Saturday 6 June 2015

Calm Water ....

 
As we approach (early) retirement I find myself torn between a longing for peace and tranquility, and wondering if I'll find it all a bit too unexciting?  Obviously all the things on my heart always find their way into my journal eventually, and so this niggling anxiety was bound to make its presence felt sooner or later ....

It started with the blue and yellow paint background, to which I added some simple bits of collage and those V shapes were a rubber stamp.  I always find images of the Buddha very serene and calming, so I think that's why he's there, and that deep teal blue colour just appealed strongly. Perhaps those are islands in my sea?  The ink blots are another rubber stamp.  The page stayed like this for some days until I came back and worked on it again.
At which point my thoughts about boats and calm water/safe harbour came out of my head and down onto the page.  These sputnik shapes are not my usual thing at all, but I like how the strong black jumps again the blue and yellow.  The black was done with a Posca paint marker which really does write over just about anything, with white paint marker on top.
And although the page might even look finished at this stage, I couldn't resist adding to it and fiddling about.  The spiky leaves are also a fine paint pen - I think they're reeds at the water's edge, or something like that?  They just seemed to want to be there.
I also made use of a dark grey paint marker for some of the bubbles (at least I think thats what they are, they don't always tell me) which I really like as a colour.

Somewhere in all this I think I've managed to capture my dilemma between a human desire for excitement and interest, and the wish for a safe harbour at the end of the day.  Don't know the answer to my own question yet until we actually take the plunge and go, but I suspect in the end all of us would like a large amount of peace and quiet punctuated by little oases of happiness and excitement??  I think that's what I probably want anyway.

5 comments:

alexa said...

And, actually, looking at your wonderful piece, I think that's just what you've got on the page :). When I read your title and studied your picture, I thought what you called 'sputniks' looked like effervescent bubbles coming up from the depths. But what do I know! It's lovely anyway ... and very hopeful.

Renee Dowling said...

Fabulous lettering style! I like all of the little touches you added to your pages. Well done!

Mary said...

I love your page, and personally glad you did not stop, but added the last few elements.

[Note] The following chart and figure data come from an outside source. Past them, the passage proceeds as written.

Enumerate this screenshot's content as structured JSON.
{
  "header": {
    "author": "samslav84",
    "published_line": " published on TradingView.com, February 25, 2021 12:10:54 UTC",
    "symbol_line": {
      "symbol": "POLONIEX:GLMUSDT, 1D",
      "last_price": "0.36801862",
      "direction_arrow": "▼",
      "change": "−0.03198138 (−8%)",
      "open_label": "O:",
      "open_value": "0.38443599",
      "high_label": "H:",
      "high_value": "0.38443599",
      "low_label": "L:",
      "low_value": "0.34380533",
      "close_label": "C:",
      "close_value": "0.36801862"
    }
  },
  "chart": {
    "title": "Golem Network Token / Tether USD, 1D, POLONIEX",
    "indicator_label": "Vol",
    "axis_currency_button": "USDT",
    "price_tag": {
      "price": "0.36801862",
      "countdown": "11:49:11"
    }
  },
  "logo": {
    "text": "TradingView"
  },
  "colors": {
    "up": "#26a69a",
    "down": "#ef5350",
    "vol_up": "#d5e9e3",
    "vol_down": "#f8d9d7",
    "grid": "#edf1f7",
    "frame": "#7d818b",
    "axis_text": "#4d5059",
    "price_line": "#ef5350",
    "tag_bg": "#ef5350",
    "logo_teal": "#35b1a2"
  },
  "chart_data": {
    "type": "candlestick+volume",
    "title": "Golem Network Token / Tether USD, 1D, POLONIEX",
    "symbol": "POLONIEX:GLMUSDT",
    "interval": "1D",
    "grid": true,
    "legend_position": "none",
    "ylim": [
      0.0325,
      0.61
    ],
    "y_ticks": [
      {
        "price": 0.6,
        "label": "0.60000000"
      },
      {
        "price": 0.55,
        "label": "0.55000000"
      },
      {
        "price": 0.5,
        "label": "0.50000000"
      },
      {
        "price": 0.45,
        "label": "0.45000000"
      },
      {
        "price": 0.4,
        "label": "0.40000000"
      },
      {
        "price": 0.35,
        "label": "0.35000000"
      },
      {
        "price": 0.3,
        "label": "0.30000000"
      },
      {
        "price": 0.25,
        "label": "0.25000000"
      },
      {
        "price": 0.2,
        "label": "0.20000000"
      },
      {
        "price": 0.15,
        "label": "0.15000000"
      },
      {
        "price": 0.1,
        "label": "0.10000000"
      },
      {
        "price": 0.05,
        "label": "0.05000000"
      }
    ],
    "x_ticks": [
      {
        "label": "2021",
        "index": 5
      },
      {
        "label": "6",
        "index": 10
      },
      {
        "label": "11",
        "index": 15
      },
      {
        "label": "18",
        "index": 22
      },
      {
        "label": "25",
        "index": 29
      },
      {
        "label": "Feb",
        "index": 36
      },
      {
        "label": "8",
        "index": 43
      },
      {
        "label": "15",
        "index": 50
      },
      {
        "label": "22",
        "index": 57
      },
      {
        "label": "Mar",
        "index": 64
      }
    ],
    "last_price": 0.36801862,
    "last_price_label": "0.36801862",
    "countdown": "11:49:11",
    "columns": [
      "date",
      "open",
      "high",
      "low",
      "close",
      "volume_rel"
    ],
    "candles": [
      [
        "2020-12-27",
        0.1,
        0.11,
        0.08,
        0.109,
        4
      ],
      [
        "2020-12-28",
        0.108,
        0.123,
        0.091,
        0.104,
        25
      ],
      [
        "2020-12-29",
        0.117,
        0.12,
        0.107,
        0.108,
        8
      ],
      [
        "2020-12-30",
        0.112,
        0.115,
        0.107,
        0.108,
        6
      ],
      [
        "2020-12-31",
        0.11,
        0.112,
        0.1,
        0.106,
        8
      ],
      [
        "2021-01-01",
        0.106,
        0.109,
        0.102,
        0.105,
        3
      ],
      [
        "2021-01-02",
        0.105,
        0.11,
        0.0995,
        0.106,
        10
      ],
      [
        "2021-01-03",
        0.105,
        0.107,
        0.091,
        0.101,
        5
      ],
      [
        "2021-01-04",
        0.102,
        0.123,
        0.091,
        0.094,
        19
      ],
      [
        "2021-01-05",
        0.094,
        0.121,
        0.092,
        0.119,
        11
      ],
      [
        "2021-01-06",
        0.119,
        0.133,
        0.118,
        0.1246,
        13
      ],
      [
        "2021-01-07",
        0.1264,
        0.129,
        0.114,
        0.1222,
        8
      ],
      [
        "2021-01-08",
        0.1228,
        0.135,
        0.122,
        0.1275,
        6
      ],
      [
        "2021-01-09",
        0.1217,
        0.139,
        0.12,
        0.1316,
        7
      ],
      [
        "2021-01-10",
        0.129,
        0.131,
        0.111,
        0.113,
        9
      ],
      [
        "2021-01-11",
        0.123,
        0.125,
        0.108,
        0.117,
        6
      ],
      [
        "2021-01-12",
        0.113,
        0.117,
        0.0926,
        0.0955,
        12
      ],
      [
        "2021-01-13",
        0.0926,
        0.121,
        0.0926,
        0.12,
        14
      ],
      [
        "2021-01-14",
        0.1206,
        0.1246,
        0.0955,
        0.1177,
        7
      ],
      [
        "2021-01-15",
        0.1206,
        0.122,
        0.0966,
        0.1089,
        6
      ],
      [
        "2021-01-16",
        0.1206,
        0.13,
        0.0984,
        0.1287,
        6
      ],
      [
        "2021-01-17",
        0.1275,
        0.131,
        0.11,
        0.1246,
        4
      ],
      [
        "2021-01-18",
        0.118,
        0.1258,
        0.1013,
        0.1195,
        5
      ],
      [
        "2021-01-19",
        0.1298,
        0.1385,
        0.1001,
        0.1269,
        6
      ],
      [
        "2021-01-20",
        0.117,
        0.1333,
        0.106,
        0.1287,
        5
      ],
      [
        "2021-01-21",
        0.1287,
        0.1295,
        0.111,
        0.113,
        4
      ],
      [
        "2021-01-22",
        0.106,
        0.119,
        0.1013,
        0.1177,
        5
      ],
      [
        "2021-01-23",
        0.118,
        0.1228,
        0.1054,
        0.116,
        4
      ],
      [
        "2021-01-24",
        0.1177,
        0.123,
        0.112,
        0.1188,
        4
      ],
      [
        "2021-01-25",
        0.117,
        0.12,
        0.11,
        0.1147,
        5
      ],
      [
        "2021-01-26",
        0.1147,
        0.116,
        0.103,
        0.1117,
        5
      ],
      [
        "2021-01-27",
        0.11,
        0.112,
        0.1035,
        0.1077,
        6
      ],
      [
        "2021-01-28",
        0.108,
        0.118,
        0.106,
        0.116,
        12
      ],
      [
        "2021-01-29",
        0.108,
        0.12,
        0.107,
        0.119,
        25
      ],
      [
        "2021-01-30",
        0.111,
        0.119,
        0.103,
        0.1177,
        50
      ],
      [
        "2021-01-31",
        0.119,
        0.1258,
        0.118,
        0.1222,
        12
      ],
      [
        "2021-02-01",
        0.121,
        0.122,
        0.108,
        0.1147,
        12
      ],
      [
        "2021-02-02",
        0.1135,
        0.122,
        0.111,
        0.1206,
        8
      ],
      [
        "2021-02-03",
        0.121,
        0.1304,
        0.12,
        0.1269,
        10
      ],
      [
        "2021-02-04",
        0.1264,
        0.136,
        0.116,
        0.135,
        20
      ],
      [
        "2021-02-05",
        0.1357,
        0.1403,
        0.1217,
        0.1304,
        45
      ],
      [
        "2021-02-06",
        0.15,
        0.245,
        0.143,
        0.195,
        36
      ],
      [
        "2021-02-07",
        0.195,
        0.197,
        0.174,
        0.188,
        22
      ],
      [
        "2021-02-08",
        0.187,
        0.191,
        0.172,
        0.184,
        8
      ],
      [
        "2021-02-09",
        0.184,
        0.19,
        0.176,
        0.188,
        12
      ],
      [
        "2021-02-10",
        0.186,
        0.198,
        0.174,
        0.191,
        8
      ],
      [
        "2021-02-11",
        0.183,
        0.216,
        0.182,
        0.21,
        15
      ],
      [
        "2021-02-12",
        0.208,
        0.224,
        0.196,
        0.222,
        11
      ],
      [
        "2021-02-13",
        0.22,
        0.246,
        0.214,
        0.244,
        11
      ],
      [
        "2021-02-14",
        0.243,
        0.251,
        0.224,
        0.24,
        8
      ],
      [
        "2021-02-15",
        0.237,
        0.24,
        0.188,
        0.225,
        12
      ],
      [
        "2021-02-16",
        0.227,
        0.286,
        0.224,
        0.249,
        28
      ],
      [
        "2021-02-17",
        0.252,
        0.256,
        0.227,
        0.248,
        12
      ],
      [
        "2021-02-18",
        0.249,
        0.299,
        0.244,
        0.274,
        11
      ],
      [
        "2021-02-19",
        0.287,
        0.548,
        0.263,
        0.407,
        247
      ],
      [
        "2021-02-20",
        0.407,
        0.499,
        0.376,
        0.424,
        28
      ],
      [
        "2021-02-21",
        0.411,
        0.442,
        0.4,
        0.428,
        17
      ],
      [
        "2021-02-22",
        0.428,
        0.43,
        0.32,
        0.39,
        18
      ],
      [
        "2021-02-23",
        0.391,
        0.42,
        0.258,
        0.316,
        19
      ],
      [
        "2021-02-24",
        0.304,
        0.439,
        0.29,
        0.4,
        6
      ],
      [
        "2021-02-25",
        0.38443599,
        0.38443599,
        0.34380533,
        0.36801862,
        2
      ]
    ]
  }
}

And Rosie my friend, your "human desire for excitement and interest, and the wish for a safe harbour at the end of the day" are not mutually exclusive. Maybe, you are setting sail to both?!

Beacee said...

May your safe harbour satisfy your soul xxxx

florenel said...

I admire your positivism very much.
And enjoy your work.
Because of the way you explain your work in steps and describe why you made it.

Apologise my bad English. I'm a Dutch woman and not a native speaker !!